Let $\left\{f_n\right\}$ and $f$ be measurable functions from a measure space $(X,\mathcal{M},\mu)$ to a metric space $(Y,d)$ (with the Borel $\sigma$-algebra). Suppose $f_n\rightarrow f$ in measure; that is, for all $\epsilon>0$ and all $\delta>0$ there exists an $N$ such that for all $n\ge N$, $$\mu(x\in X: d(f_n(x), f(x))\ge\epsilon)\le \delta.$$
Is convergence in measure equivalent to the following? For all $\epsilon>0$ there exists an $N$ such that for all $n\ge N$, $$\mu(x\in X: d(f_n(x), f(x))\ge\epsilon))\le \epsilon.$$
I remember seeing a result like this, but cannot remember where. If true, a proof or reference would be very much appreciated. Even an assurance of truth would be great! Want to use this result for a different proof.
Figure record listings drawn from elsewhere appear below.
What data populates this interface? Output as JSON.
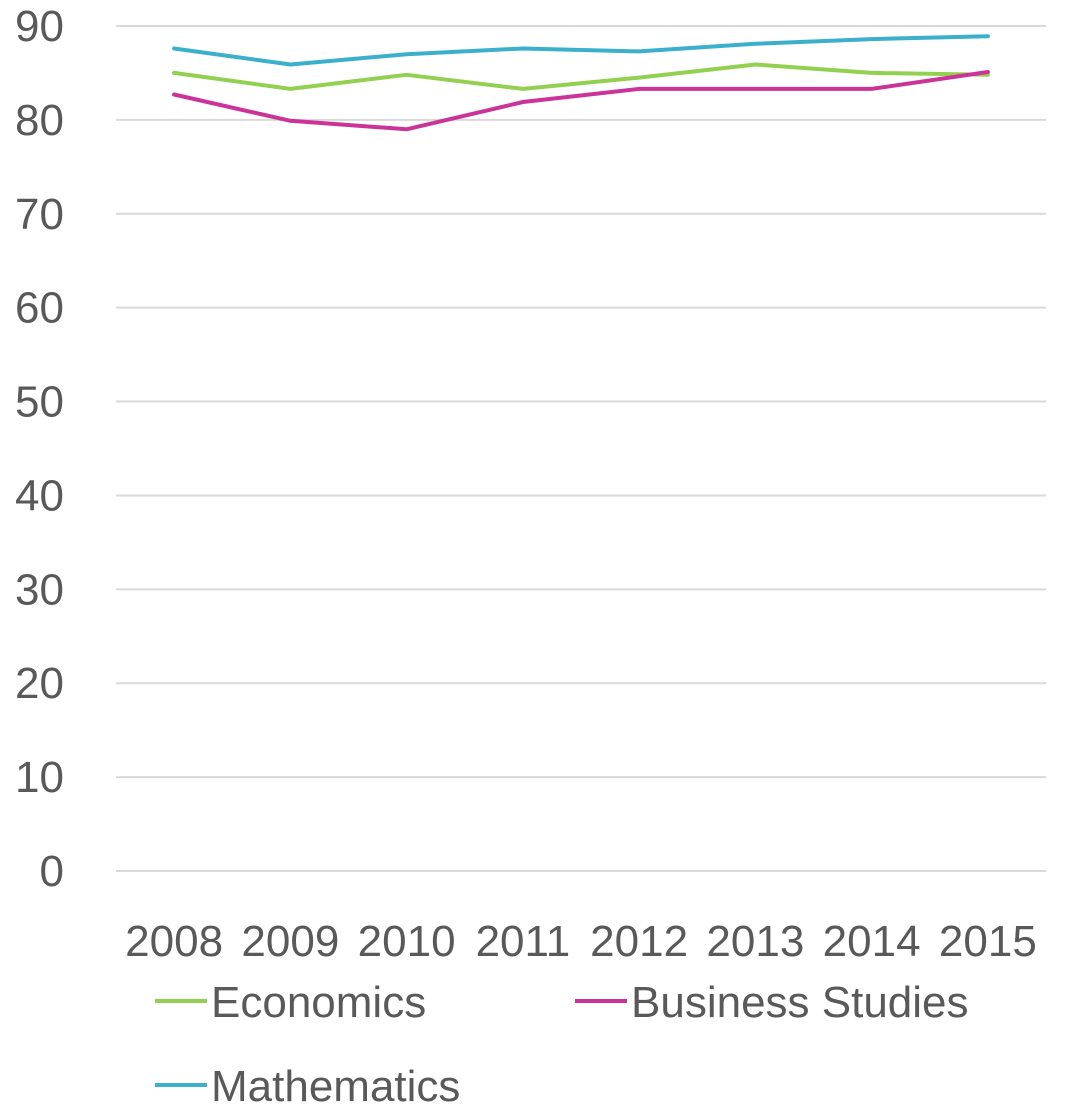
{
  "chart_data": {
    "type": "line",
    "categories": [
      "2008",
      "2009",
      "2010",
      "2011",
      "2012",
      "2013",
      "2014",
      "2015"
    ],
    "ylim": [
      0,
      90
    ],
    "yticks": [
      0,
      10,
      20,
      30,
      40,
      50,
      60,
      70,
      80,
      90
    ],
    "grid": true,
    "legend_position": "bottom",
    "series": [
      {
        "name": "Economics",
        "color": "#92d050",
        "values": [
          85.0,
          83.3,
          84.8,
          83.3,
          84.5,
          85.9,
          85.0,
          84.8
        ]
      },
      {
        "name": "Business Studies",
        "color": "#cc3399",
        "values": [
          82.7,
          79.9,
          79.0,
          81.9,
          83.3,
          83.3,
          83.3,
          85.1
        ]
      },
      {
        "name": "Mathematics",
        "color": "#3ab0cc",
        "values": [
          87.6,
          85.9,
          87.0,
          87.6,
          87.3,
          88.1,
          88.6,
          88.9
        ]
      }
    ]
  }
}
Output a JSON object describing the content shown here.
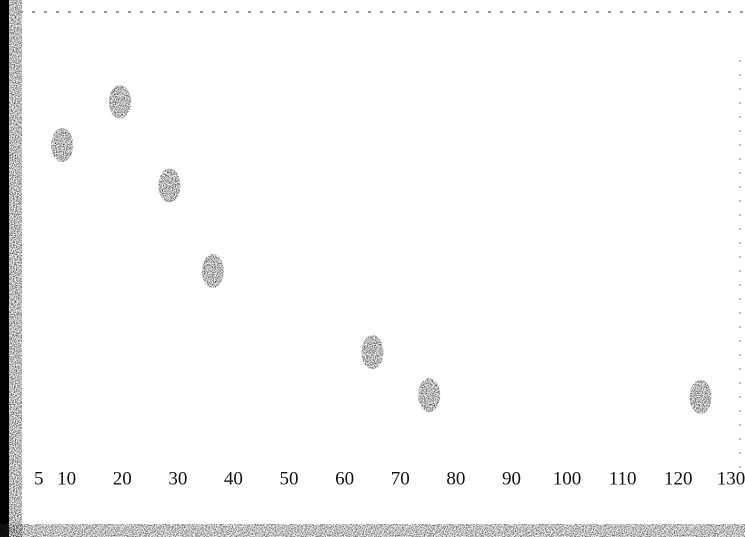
{
  "chart_data": {
    "type": "scatter",
    "x": [
      9.2,
      19.6,
      28.5,
      36.3,
      65,
      75.2,
      124
    ],
    "values": [
      70,
      79.6,
      61,
      42,
      24,
      14.4,
      14
    ],
    "color": "#1a1a1a",
    "xlim": [
      0,
      132
    ],
    "xticks": [
      5,
      10,
      20,
      30,
      40,
      50,
      60,
      70,
      80,
      90,
      100,
      110,
      120,
      130
    ],
    "ylim": [
      0,
      100
    ]
  }
}
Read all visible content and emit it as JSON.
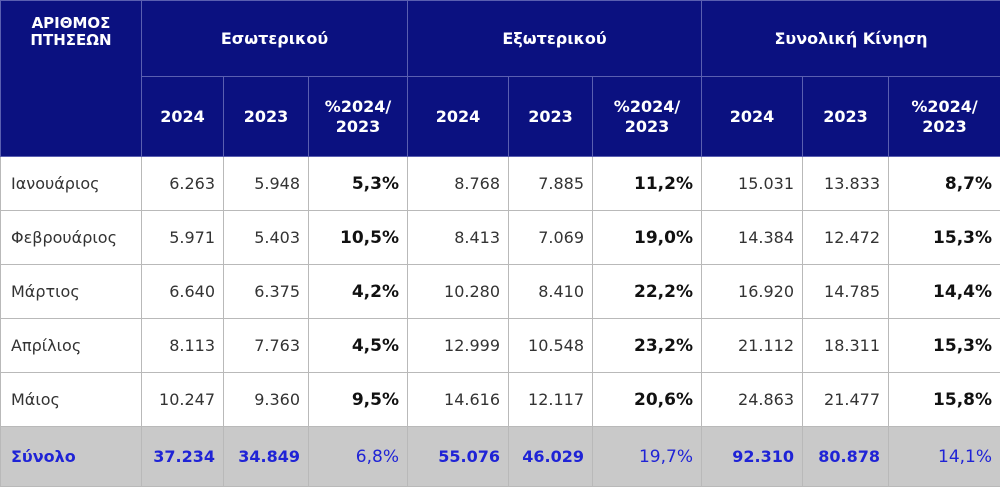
{
  "header": {
    "corner_line1": "ΑΡΙΘΜΟΣ",
    "corner_line2": "ΠΤΗΣΕΩΝ",
    "groups": [
      "Εσωτερικού",
      "Εξωτερικού",
      "Συνολική Κίνηση"
    ],
    "sub": [
      "2024",
      "2023",
      "%2024/ 2023"
    ]
  },
  "rows": [
    {
      "month": "Ιανουάριος",
      "cells": [
        "6.263",
        "5.948",
        "5,3%",
        "8.768",
        "7.885",
        "11,2%",
        "15.031",
        "13.833",
        "8,7%"
      ]
    },
    {
      "month": "Φεβρουάριος",
      "cells": [
        "5.971",
        "5.403",
        "10,5%",
        "8.413",
        "7.069",
        "19,0%",
        "14.384",
        "12.472",
        "15,3%"
      ]
    },
    {
      "month": "Μάρτιος",
      "cells": [
        "6.640",
        "6.375",
        "4,2%",
        "10.280",
        "8.410",
        "22,2%",
        "16.920",
        "14.785",
        "14,4%"
      ]
    },
    {
      "month": "Απρίλιος",
      "cells": [
        "8.113",
        "7.763",
        "4,5%",
        "12.999",
        "10.548",
        "23,2%",
        "21.112",
        "18.311",
        "15,3%"
      ]
    },
    {
      "month": "Μάιος",
      "cells": [
        "10.247",
        "9.360",
        "9,5%",
        "14.616",
        "12.117",
        "20,6%",
        "24.863",
        "21.477",
        "15,8%"
      ]
    }
  ],
  "total": {
    "label": "Σύνολο",
    "cells": [
      "37.234",
      "34.849",
      "6,8%",
      "55.076",
      "46.029",
      "19,7%",
      "92.310",
      "80.878",
      "14,1%"
    ]
  }
}
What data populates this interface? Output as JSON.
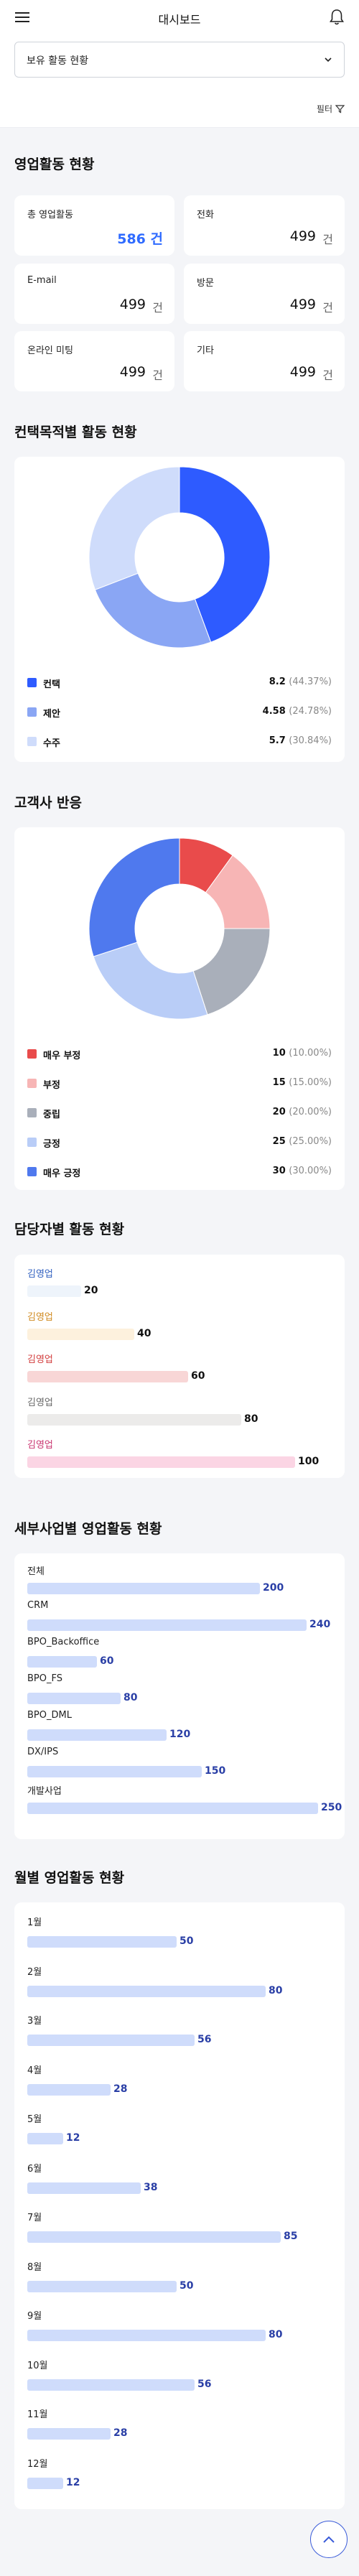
{
  "header": {
    "title": "대시보드",
    "menu_icon": "hamburger-menu-icon",
    "bell_icon": "bell-icon"
  },
  "select": {
    "value": "보유 활동 현황"
  },
  "filter": {
    "label": "필터",
    "icon": "filter-icon"
  },
  "sections": {
    "activity": "영업활동 현황",
    "purpose": "컨택목적별 활동 현황",
    "response": "고객사 반응",
    "manager": "담당자별 활동 현황",
    "business": "세부사업별 영업활동 현황",
    "monthly": "월별 영업활동 현황"
  },
  "kpis": [
    {
      "label": "총 영업활동",
      "value": "586 건",
      "highlight": true
    },
    {
      "label": "전화",
      "value": "499",
      "unit": "건"
    },
    {
      "label": "E-mail",
      "value": "499",
      "unit": "건"
    },
    {
      "label": "방문",
      "value": "499",
      "unit": "건"
    },
    {
      "label": "온라인 미팅",
      "value": "499",
      "unit": "건"
    },
    {
      "label": "기타",
      "value": "499",
      "unit": "건"
    }
  ],
  "purpose_legend": [
    {
      "name": "컨택",
      "value": "8.2",
      "pct": "(44.37%)"
    },
    {
      "name": "제안",
      "value": "4.58",
      "pct": "(24.78%)"
    },
    {
      "name": "수주",
      "value": "5.7",
      "pct": "(30.84%)"
    }
  ],
  "response_legend": [
    {
      "name": "매우 부정",
      "value": "10",
      "pct": "(10.00%)"
    },
    {
      "name": "부정",
      "value": "15",
      "pct": "(15.00%)"
    },
    {
      "name": "중립",
      "value": "20",
      "pct": "(20.00%)"
    },
    {
      "name": "긍정",
      "value": "25",
      "pct": "(25.00%)"
    },
    {
      "name": "매우 긍정",
      "value": "30",
      "pct": "(30.00%)"
    }
  ],
  "managers": [
    {
      "name": "김영업",
      "value": "20"
    },
    {
      "name": "김영업",
      "value": "40"
    },
    {
      "name": "김영업",
      "value": "60"
    },
    {
      "name": "김영업",
      "value": "80"
    },
    {
      "name": "김영업",
      "value": "100"
    }
  ],
  "business": [
    {
      "name": "전체",
      "value": "200"
    },
    {
      "name": "CRM",
      "value": "240"
    },
    {
      "name": "BPO_Backoffice",
      "value": "60"
    },
    {
      "name": "BPO_FS",
      "value": "80"
    },
    {
      "name": "BPO_DML",
      "value": "120"
    },
    {
      "name": "DX/IPS",
      "value": "150"
    },
    {
      "name": "개발사업",
      "value": "250"
    }
  ],
  "monthly": [
    {
      "name": "1월",
      "value": "50"
    },
    {
      "name": "2월",
      "value": "80"
    },
    {
      "name": "3월",
      "value": "56"
    },
    {
      "name": "4월",
      "value": "28"
    },
    {
      "name": "5월",
      "value": "12"
    },
    {
      "name": "6월",
      "value": "38"
    },
    {
      "name": "7월",
      "value": "85"
    },
    {
      "name": "8월",
      "value": "50"
    },
    {
      "name": "9월",
      "value": "80"
    },
    {
      "name": "10월",
      "value": "56"
    },
    {
      "name": "11월",
      "value": "28"
    },
    {
      "name": "12월",
      "value": "12"
    }
  ],
  "chart_data": [
    {
      "type": "pie",
      "title": "컨택목적별 활동 현황",
      "categories": [
        "컨택",
        "제안",
        "수주"
      ],
      "values": [
        8.2,
        4.58,
        5.7
      ],
      "colors": [
        "#2e5bff",
        "#8aa6f4",
        "#cfdcfb"
      ]
    },
    {
      "type": "pie",
      "title": "고객사 반응",
      "categories": [
        "매우 부정",
        "부정",
        "중립",
        "긍정",
        "매우 긍정"
      ],
      "values": [
        10,
        15,
        20,
        25,
        30
      ],
      "colors": [
        "#e94b4b",
        "#f7b5b5",
        "#a9afba",
        "#b9cdf7",
        "#4f79ee"
      ]
    },
    {
      "type": "bar",
      "title": "담당자별 활동 현황",
      "categories": [
        "김영업",
        "김영업",
        "김영업",
        "김영업",
        "김영업"
      ],
      "values": [
        20,
        40,
        60,
        80,
        100
      ],
      "colors": [
        "#eef4fb",
        "#fdf1dd",
        "#f8d6d6",
        "#ecebea",
        "#fbd5e4"
      ],
      "label_colors": [
        "#2f5fbf",
        "#d08a1f",
        "#d23c3c",
        "#666666",
        "#c8336e"
      ]
    },
    {
      "type": "bar",
      "title": "세부사업별 영업활동 현황",
      "categories": [
        "전체",
        "CRM",
        "BPO_Backoffice",
        "BPO_FS",
        "BPO_DML",
        "DX/IPS",
        "개발사업"
      ],
      "values": [
        200,
        240,
        60,
        80,
        120,
        150,
        250
      ]
    },
    {
      "type": "bar",
      "title": "월별 영업활동 현황",
      "categories": [
        "1월",
        "2월",
        "3월",
        "4월",
        "5월",
        "6월",
        "7월",
        "8월",
        "9월",
        "10월",
        "11월",
        "12월"
      ],
      "values": [
        50,
        80,
        56,
        28,
        12,
        38,
        85,
        50,
        80,
        56,
        28,
        12
      ]
    }
  ],
  "scroll_top_icon": "chevron-up-icon"
}
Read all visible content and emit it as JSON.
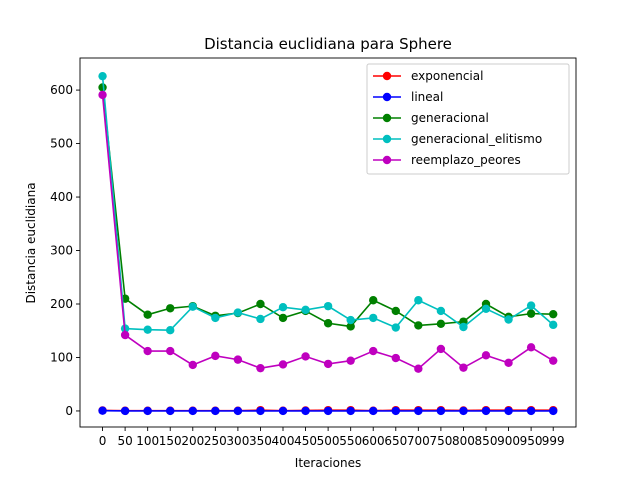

Yes they are. Assuming the second one is valid, then for $\epsilon>0$ and $\delta>0$, consider $\eta=\min\{\epsilon,\delta\}$, there is an $N$ such that $\mu(\cdots\geq\eta)\leq\eta$. But now $(\cdots\geq\epsilon)\subseteq(\cdots\geq\eta)$, so $\mu(\cdots\geq\epsilon)\leq\mu(\cdots\geq\eta)\leq\eta\leq\delta$, so we have $\mu(\cdots\geq\epsilon)\leq\delta$.